Industry Sentiment: What’s to Come...

Overall, panelists conveyed a positive sentiment for the future of commercial real estate in 2021.
 
The introduction of a COVID vaccine has bolstered this view. Panelists often cited the healthy state of the commercial real estate industry, banks and our financial markets when the pandemic struck.

 
The property sectors that suffered the most are retail and hospitality, yet loan servicers acted judiciously with property owners to provide relief to avoid foreclosures with far less of this activity than many expected given the dire circumstances that COVID presented. Indeed, in-foreclosure and REO assets remained low at 1.2% and 1.0%, respectively, across conduit and SASB markets as of December 2020. In the office sector, many anticipate a return to the office in some form beginning later this year, and cited factors such as the critical importance of ‘getting back in person’ for the sake of younger team members, as mentorship and fostering a healthy and collaborative corporate culture are foundational for advancing one’s career path. Some panelists noted they are safely back in the office already while others are looking for assurances of widespread vaccination to begin reentry. 


Property Fundamentals

It is no secret that some property types have fared better than others throughout the pandemic.
 
The retail sector was in distress prior to COVID and continued to suffer as brick and mortar retail has been all but made obsolete due to the increase in e-commerce. The rise of e-commerce has created an incomparable demand in industrial space, now the darling of commercial real estate investment.


Hospitality has also suffered greatly, but the leisure sector has started to regain its strength though the groups, conferences and meetings sector still lagging behind as business travel continues to be on hold.

 
The office market remains strong for now as long-term leases in place have steadied that sector.
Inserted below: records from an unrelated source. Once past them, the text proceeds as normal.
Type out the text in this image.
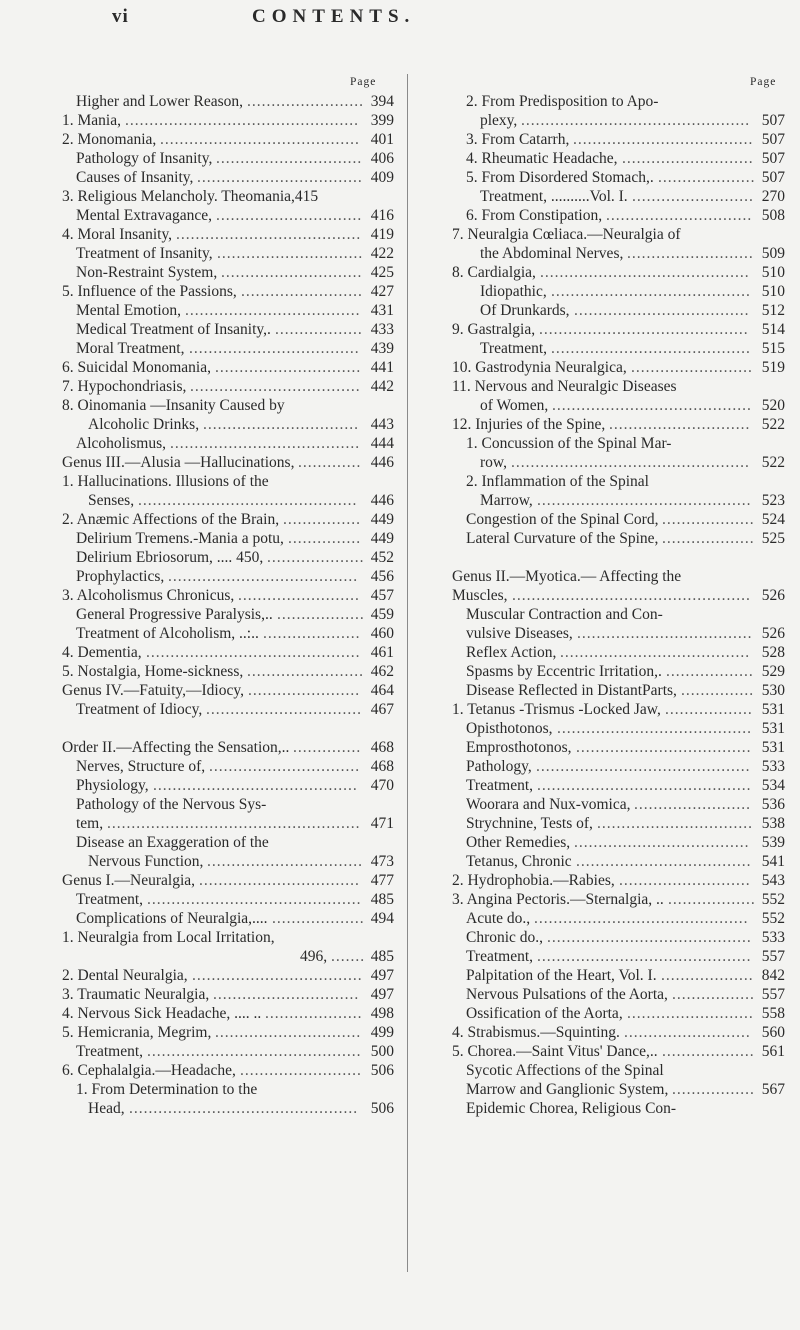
vi	CONTENTS.
Page	Page
Higher and Lower Reason,	394
........................
1. Mania,	399
................................................
2. Monomania,	401
.........................................
Pathology of Insanity,	406
..............................
Causes of Insanity,	409
..................................
3. Religious Melancholy. Theomania,415
Mental Extravagance,	416
..............................
4. Moral Insanity,	419
......................................
Treatment of Insanity,	422
..............................
Non-Restraint System,	425
.............................
5. Influence of the Passions,	427
.........................
Mental Emotion,	431
....................................
Medical Treatment of Insanity,.	433
..................
Moral Treatment,	439
...................................
6. Suicidal Monomania,	441
..............................
7. Hypochondriasis,	442
...................................
8. Oinomania —Insanity Caused by
Alcoholic Drinks,	443
................................
Alcoholismus,	444
.......................................
Genus III.—Alusia —Hallucinations,	446
.............
1. Hallucinations. Illusions of the
Senses,	446
.............................................
2. Anæmic Affections of the Brain,	449
................
Delirium Tremens.-Mania a potu,	449
...............
Delirium Ebriosorum, .... 450,	452
....................
Prophylactics,	456
.......................................
3. Alcoholismus Chronicus,	457
.........................
General Progressive Paralysis,..	459
..................
Treatment of Alcoholism, ..:..	460
....................
4. Dementia,	461
............................................
5. Nostalgia, Home-sickness,	462
........................
Genus IV.—Fatuity,—Idiocy,	464
.......................
Treatment of Idiocy,	467
................................
Order II.—Affecting the Sensation,..	468
..............
Nerves, Structure of,	468
...............................
Physiology,	470
..........................................
Pathology of the Nervous Sys-
tem,	471
....................................................
Disease an Exaggeration of the
Nervous Function,	473
................................
Genus I.—Neuralgia,	477
.................................
Treatment,	485
............................................
Complications of Neuralgia,....	494
...................
1. Neuralgia from Local Irritation,
496,	485
.......
2. Dental Neuralgia,	497
...................................
3. Traumatic Neuralgia,	497
..............................
4. Nervous Sick Headache, .... ..	498
....................
5. Hemicrania, Megrim,	499
..............................
Treatment,	500
............................................
6. Cephalalgia.—Headache,	506
.........................
1. From Determination to the
Head,	506
...............................................
2. From Predisposition to Apo-
plexy,	507
...............................................
3. From Catarrh,	507
.....................................
4. Rheumatic Headache,	507
...........................
5. From Disordered Stomach,.	507
....................
Treatment, ..........Vol. I.	270
.........................
6. From Constipation,	508
..............................
7. Neuralgia Cœliaca.—Neuralgia of
the Abdominal Nerves,	509
..........................
8. Cardialgia,	510
...........................................
Idiopathic,	510
.........................................
Of Drunkards,	512
....................................
9. Gastralgia,	514
...........................................
Treatment,	515
.........................................
10. Gastrodynia Neuralgica,	519
.........................
11. Nervous and Neuralgic Diseases
of Women,	520
.........................................
12. Injuries of the Spine,	522
.............................
1. Concussion of the Spinal Mar-
row,	522
.................................................
2. Inflammation of the Spinal
Marrow,	523
............................................
Congestion of the Spinal Cord,	524
...................
Lateral Curvature of the Spine,	525
...................
Genus II.—Myotica.— Affecting the
Muscles,	526
.................................................
Muscular Contraction and Con-
vulsive Diseases,	526
....................................
Reflex Action,	528
.......................................
Spasms by Eccentric Irritation,.	529
..................
Disease Reflected in DistantParts,	530
...............
1. Tetanus -Trismus -Locked Jaw,	531
..................
Opisthotonos,	531
........................................
Emprosthotonos,	531
....................................
Pathology,	533
............................................
Treatment,	534
............................................
Woorara and Nux-vomica,	536
........................
Strychnine, Tests of,	538
................................
Other Remedies,	539
....................................
Tetanus, Chronic	541
....................................
2. Hydrophobia.—Rabies,	543
...........................
3. Angina Pectoris.—Sternalgia, ..	552
..................
Acute do.,	552
............................................
Chronic do.,	533
..........................................
Treatment,	557
............................................
Palpitation of the Heart, Vol. I.	842
...................
Nervous Pulsations of the Aorta,	557
.................
Ossification of the Aorta,	558
..........................
4. Strabismus.—Squinting.	560
..........................
5. Chorea.—Saint Vitus' Dance,..	561
...................
Sycotic Affections of the Spinal
Marrow and Ganglionic System,	567
.................
Epidemic Chorea, Religious Con-
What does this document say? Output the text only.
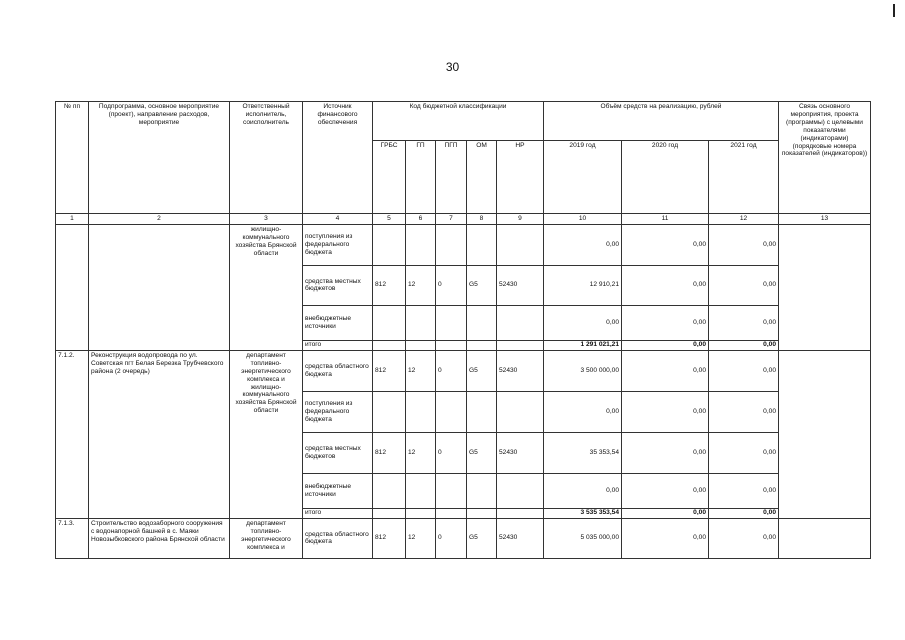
30
№ пп	Подпрограмма, основное мероприятие (проект), направление расходов, мероприятие	Ответственный исполнитель, соисполнитель	Источник финансового обеспечения	Код бюджетной классификации					Объём средств на реализацию, рублей			Связь основного мероприятия, проекта (программы) с целевыми показателями (индикаторами) (порядковые номера показателей (индикаторов))
				ГРБС	ГП	ПГП	ОМ	НР	2019 год	2020 год	2021 год	
1	2	3	4	5	6	7	8	9	10	11	12	13
		жилищно-коммунального хозяйства Брянской области	поступления из федерального бюджета						0,00	0,00	0,00	
			средства местных бюджетов	812	12	0	G5	52430	12 910,21	0,00	0,00	
			внебюджетные источники						0,00	0,00	0,00	
			итого						1 291 021,21	0,00	0,00	
7.1.2.	Реконструкция водопровода по ул. Советская пгт Белая Березка Трубчевского района (2 очередь)	департамент топливно-энергетического комплекса и жилищно-коммунального хозяйства Брянской области	средства областного бюджета	812	12	0	G5	52430	3 500 000,00	0,00	0,00	
			поступления из федерального бюджета						0,00	0,00	0,00	
			средства местных бюджетов	812	12	0	G5	52430	35 353,54	0,00	0,00	
			внебюджетные источники						0,00	0,00	0,00	
			итого						3 535 353,54	0,00	0,00	
7.1.3.	Строительство водозаборного сооружения с водонапорной башней в с. Маяки Новозыбковского района Брянской области	департамент топливно-энергетического комплекса и	средства областного бюджета	812	12	0	G5	52430	5 035 000,00	0,00	0,00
However, it is expected that many companies will go through a ‘right-sizing’ exercise ensuring their space holistically meets the needs of a post-pandemic workforce, many of which may now choose to work from home. There is a sense that considerable stress may be looming in the office sector, but time will tell.
 

What’s in Store for Biden’s Administration?
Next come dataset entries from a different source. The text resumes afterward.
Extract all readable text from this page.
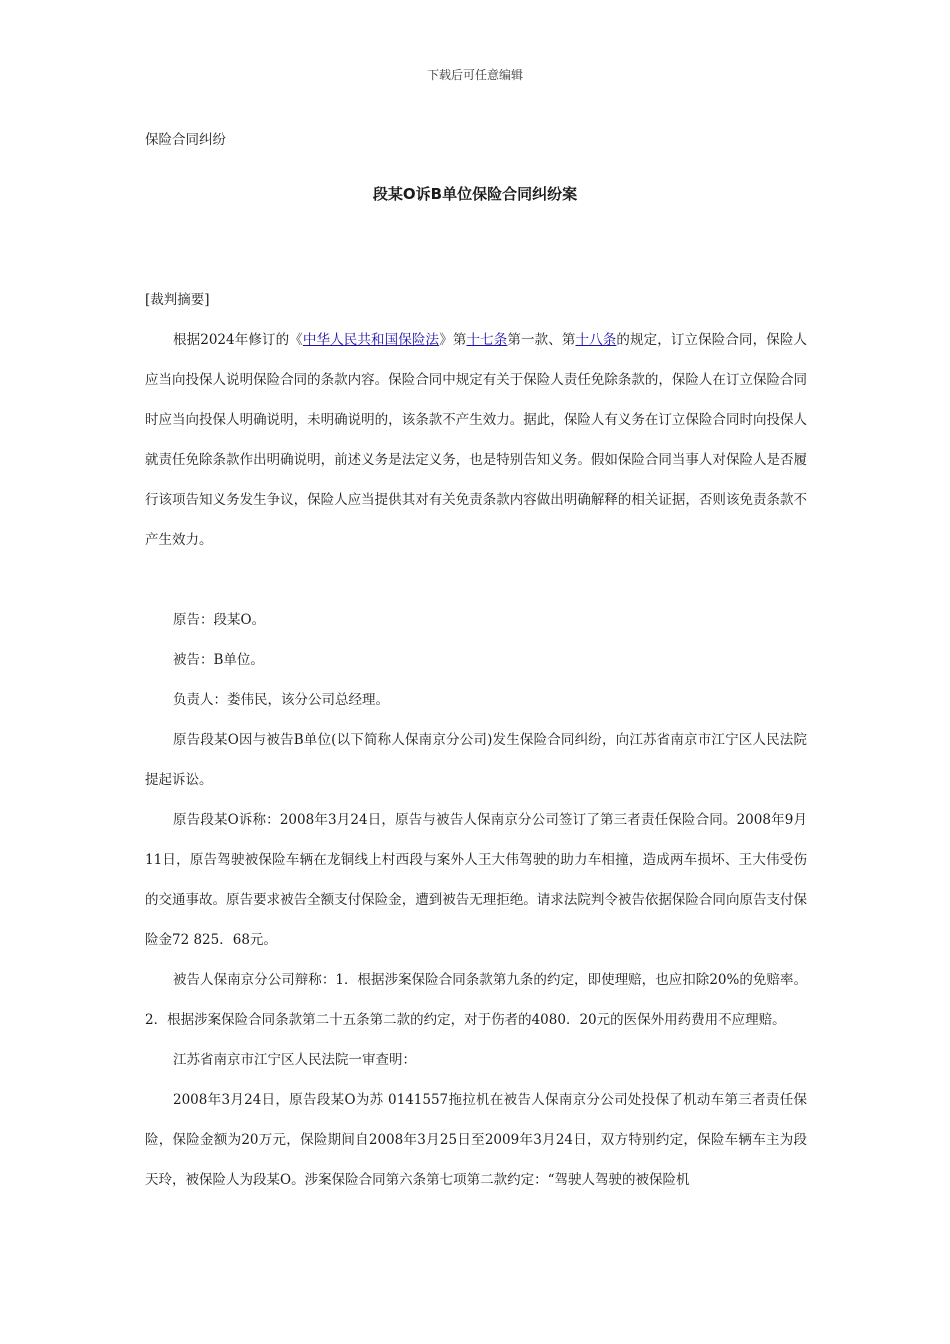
下载后可任意编辑
保险合同纠纷
段某O诉B单位保险合同纠纷案

[裁判摘要]

根据2024年修订的《中华人民共和国保险法》第十七条第一款、第十八条的规定，订立保险合同，保险人应当向投保人说明保险合同的条款内容。保险合同中规定有关于保险人责任免除条款的，保险人在订立保险合同时应当向投保人明确说明，未明确说明的，该条款不产生效力。据此，保险人有义务在订立保险合同时向投保人就责任免除条款作出明确说明，前述义务是法定义务，也是特别告知义务。假如保险合同当事人对保险人是否履行该项告知义务发生争议，保险人应当提供其对有关免责条款内容做出明确解释的相关证据，否则该免责条款不产生效力。

原告：段某O。

被告：B单位。

负责人：娄伟民，该分公司总经理。

原告段某O因与被告B单位(以下简称人保南京分公司)发生保险合同纠纷，向江苏省南京市江宁区人民法院提起诉讼。

原告段某O诉称：2008年3月24日，原告与被告人保南京分公司签订了第三者责任保险合同。2008年9月11日，原告驾驶被保险车辆在龙铜线上村西段与案外人王大伟驾驶的助力车相撞，造成两车损坏、王大伟受伤的交通事故。原告要求被告全额支付保险金，遭到被告无理拒绝。请求法院判令被告依据保险合同向原告支付保险金72 825．68元。

被告人保南京分公司辩称：1．根据涉案保险合同条款第九条的约定，即使理赔，也应扣除20%的免赔率。2．根据涉案保险合同条款第二十五条第二款的约定，对于伤者的4080．20元的医保外用药费用不应理赔。

江苏省南京市江宁区人民法院一审查明：

2008年3月24日，原告段某O为苏 0141557拖拉机在被告人保南京分公司处投保了机动车第三者责任保险，保险金额为20万元，保险期间自2008年3月25日至2009年3月24日，双方特别约定，保险车辆车主为段天玲，被保险人为段某O。涉案保险合同第六条第七项第二款约定：“驾驶人驾驶的被保险机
In his first few days in office, the 46th U.S. President Joe Biden issued more executive orders than any of his recent predecessors. With a clear strategy in place, his first 100 days is focusing on getting the pandemic under control, distributing vaccinations and putting the right personnel in place. President Biden’s Build Back Better plan will tackle the economy, jobs and enact the long delayed focus on infrastructure while retooling the economy for an environmentally sustainable future. The Build Back Better recovery plan will be fully unveiled in February, but those on the CREFC panel agreed we will likely not see legislation from this initiative being signed into law until possibly the fourth quarter. The panel was in agreement that Biden’s COVID package would likely be signed into law in March and be smaller than the proposed $1.9 trillion. As for the House Financial Services Committee, chaired by Congresswoman Maxine Waters, the CREFC panelists noted her focus on COVID response would be related to housing, rental assistance and a continuation of eviction moratoriums, closing the racial wealth gap with diversity and inclusion initiatives and overturning Trump-era regulations that impacted the financial services sector.